I would have taken the opponents of the split season on RTÉ television last summer much more seriously if they had come up with a more coherent argument for what to do with the six or seven months the intercounty game has been given in the new calendar.
So, how about you hold onto the Munster Hurling League and the Walsh Cup . . . I’m not a monster, after all. Then you give the Fitzgibbon Cup a month on its own, with a chance to try and grow its audience, and with an opportunity for intercounty players to actually commit to it, instead of trying to avoid injury between games on a Wednesday with their college and games with their counties on the weekend.
If that takes you to nearly the end of February, the question then needs to be: how do we find the best team in Ireland between March and July? What’s the most exciting, fairest, most challenging way to get from 12 teams to one, and what part does the league play in all that?
You could tie the league to the championship, as is now being done in football, or you could just scrap it altogether, and play the Munster and Leinster championships as home and away leagues, with seeding for a knock-out championship based on that. Hurling has always been anxious to untether itself from football, so having a league that matters just because football has one is not a good enough reason, quite frankly.

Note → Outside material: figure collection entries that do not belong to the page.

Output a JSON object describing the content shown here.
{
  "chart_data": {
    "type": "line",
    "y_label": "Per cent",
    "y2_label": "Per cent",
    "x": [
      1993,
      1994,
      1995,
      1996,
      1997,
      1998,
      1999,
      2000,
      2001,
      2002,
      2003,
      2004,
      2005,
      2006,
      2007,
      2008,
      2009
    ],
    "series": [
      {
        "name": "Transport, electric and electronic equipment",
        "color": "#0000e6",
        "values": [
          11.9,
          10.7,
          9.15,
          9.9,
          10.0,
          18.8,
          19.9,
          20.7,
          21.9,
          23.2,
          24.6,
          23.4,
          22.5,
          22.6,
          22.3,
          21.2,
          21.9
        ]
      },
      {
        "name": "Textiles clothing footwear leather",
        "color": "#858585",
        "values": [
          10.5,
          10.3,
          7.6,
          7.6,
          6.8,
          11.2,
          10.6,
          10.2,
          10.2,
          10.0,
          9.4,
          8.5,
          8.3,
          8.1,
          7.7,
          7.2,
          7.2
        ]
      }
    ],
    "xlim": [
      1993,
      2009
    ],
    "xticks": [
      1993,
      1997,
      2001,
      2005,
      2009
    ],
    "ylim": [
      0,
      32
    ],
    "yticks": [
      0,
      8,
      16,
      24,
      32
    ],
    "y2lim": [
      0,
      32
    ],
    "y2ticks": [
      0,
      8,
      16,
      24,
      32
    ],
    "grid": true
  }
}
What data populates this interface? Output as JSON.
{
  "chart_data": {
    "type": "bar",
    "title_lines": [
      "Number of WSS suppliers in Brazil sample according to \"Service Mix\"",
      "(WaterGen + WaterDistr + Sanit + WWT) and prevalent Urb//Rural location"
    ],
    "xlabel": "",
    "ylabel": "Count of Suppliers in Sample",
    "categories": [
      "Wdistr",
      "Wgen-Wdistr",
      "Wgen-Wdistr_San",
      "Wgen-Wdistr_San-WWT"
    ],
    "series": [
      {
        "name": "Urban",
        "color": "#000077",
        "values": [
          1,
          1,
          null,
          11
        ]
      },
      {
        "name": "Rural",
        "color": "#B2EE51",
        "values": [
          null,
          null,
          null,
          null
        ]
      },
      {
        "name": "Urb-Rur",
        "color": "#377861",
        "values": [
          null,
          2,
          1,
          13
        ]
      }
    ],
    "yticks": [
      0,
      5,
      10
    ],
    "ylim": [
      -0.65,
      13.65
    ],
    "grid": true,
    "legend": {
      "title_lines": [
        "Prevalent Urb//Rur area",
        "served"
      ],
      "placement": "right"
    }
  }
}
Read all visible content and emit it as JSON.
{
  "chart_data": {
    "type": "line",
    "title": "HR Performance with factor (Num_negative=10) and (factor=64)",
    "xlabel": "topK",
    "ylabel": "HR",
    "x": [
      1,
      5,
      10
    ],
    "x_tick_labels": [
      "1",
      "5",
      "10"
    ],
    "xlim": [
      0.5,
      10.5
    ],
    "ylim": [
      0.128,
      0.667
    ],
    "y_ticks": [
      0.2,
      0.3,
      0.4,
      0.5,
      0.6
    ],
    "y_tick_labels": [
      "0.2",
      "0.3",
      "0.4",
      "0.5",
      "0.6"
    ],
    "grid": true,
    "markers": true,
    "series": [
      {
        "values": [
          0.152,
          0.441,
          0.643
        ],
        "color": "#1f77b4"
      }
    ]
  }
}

There are 21 weekends between the start of March and the date of the All-Ireland senior hurling final in 2023. Giving any of those weekends over to a competition the teams don’t care about seems like a bit of a waste. The Walsh Cup and the Munster Hurling League are pre-season tournaments that are treated like pre-season tournaments. That’s fair enough. But the serious stuff doesn’t start for quite a while after that – so let’s see if we can do better.